CASA I/O: Recommended pipeline for extracting data from very large measurement sets#
Sometimes your measurement set is too big for casatools.ms to handle in memory all at once. In that case, you can use the following code as inspiration for a way to work around this issue. The I/O for loop is very slow, so consider yourself warned! To speed it up a bit, you can also try modifying this code to use casacore.tables instead, as done in this tutorial.
import os
import gc
import numpy as np
from tqdm import tqdm
import casatools
from astropy.constants import c
def _get_any_case(d, key: str):
"""Return d[key] with CASA's sometimes-annoying key casing."""
if key in d:
return d[key]
kl = key.lower()
if kl in d:
return d[kl]
ku = key.upper()
if ku in d:
return d[ku]
raise KeyError(f"Key {key!r} not found. Available keys: {list(d.keys())}")
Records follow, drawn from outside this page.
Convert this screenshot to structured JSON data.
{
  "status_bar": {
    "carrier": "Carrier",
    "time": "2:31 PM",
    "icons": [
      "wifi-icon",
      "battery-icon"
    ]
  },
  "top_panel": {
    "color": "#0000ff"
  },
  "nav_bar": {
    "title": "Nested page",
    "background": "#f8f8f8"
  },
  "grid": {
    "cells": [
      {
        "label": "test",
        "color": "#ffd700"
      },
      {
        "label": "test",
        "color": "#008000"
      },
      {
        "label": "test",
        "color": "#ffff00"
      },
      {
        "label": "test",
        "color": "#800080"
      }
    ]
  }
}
ms_path = "/home/darthbarth/Big_red/SPT_GALAXIES/0346/SPT0346/SPT0346_bary_20kms.ms.split.cal.contsub"
assert os.path.exists(ms_path), f"MS not found: {ms_path}"
datadescid = 0
data_column = "DATA" # or "CORRECTED_DATA"
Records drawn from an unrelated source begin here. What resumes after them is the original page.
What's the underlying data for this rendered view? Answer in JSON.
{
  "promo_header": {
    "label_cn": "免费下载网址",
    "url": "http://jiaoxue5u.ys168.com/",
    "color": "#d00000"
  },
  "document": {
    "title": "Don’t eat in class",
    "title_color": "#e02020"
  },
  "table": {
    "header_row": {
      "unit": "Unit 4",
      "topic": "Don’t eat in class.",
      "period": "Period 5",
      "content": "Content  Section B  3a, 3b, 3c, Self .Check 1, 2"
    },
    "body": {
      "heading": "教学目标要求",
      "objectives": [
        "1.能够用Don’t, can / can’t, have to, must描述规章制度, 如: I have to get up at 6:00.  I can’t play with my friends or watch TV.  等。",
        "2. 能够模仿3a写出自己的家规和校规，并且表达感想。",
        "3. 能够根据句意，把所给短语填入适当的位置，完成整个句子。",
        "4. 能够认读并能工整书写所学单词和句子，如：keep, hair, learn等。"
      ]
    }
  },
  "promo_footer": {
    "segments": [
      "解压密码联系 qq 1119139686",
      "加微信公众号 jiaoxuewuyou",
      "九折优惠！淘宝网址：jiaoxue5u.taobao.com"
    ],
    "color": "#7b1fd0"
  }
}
out_npz = "cube_extracted.npz"
# ---- Figure out total number of channels for this datadescid ----
msmd = casatools.msmetadata()
msmd.open(ms_path)
spw_id = msmd.spwfordatadesc(int(datadescid))
nchan_total = int(msmd.nchan(spw_id))
msmd.done()
print(f"datadescid={datadescid} -> spw={spw_id} -> nchan_total={nchan_total}")
datadescid=0 -> spw=0 -> nchan_total=80
# ---- Open MS ----
ms = casatools.ms()
ms.open(ms_path)
ms.selectinit(datadescid=int(datadescid))
True
# ---- Read ONE channel to learn npol/nrow + sanity-check column names ----
ms.selectchannel(nchan=1, start=0, width=1, inc=1)
q0 = ms.getdata(["FLAG", "AXIS_INFO", data_column])
flag0 = _get_any_case(q0, "FLAG") # (npol, 1, nrow)
data0 = _get_any_case(q0, data_column) # (npol, 1, nrow) complex
npol, _, nrow = flag0.shape
del q0, flag0, data0
gc.collect()
print(f"Inferred shapes: npol={npol}, nrow={nrow}")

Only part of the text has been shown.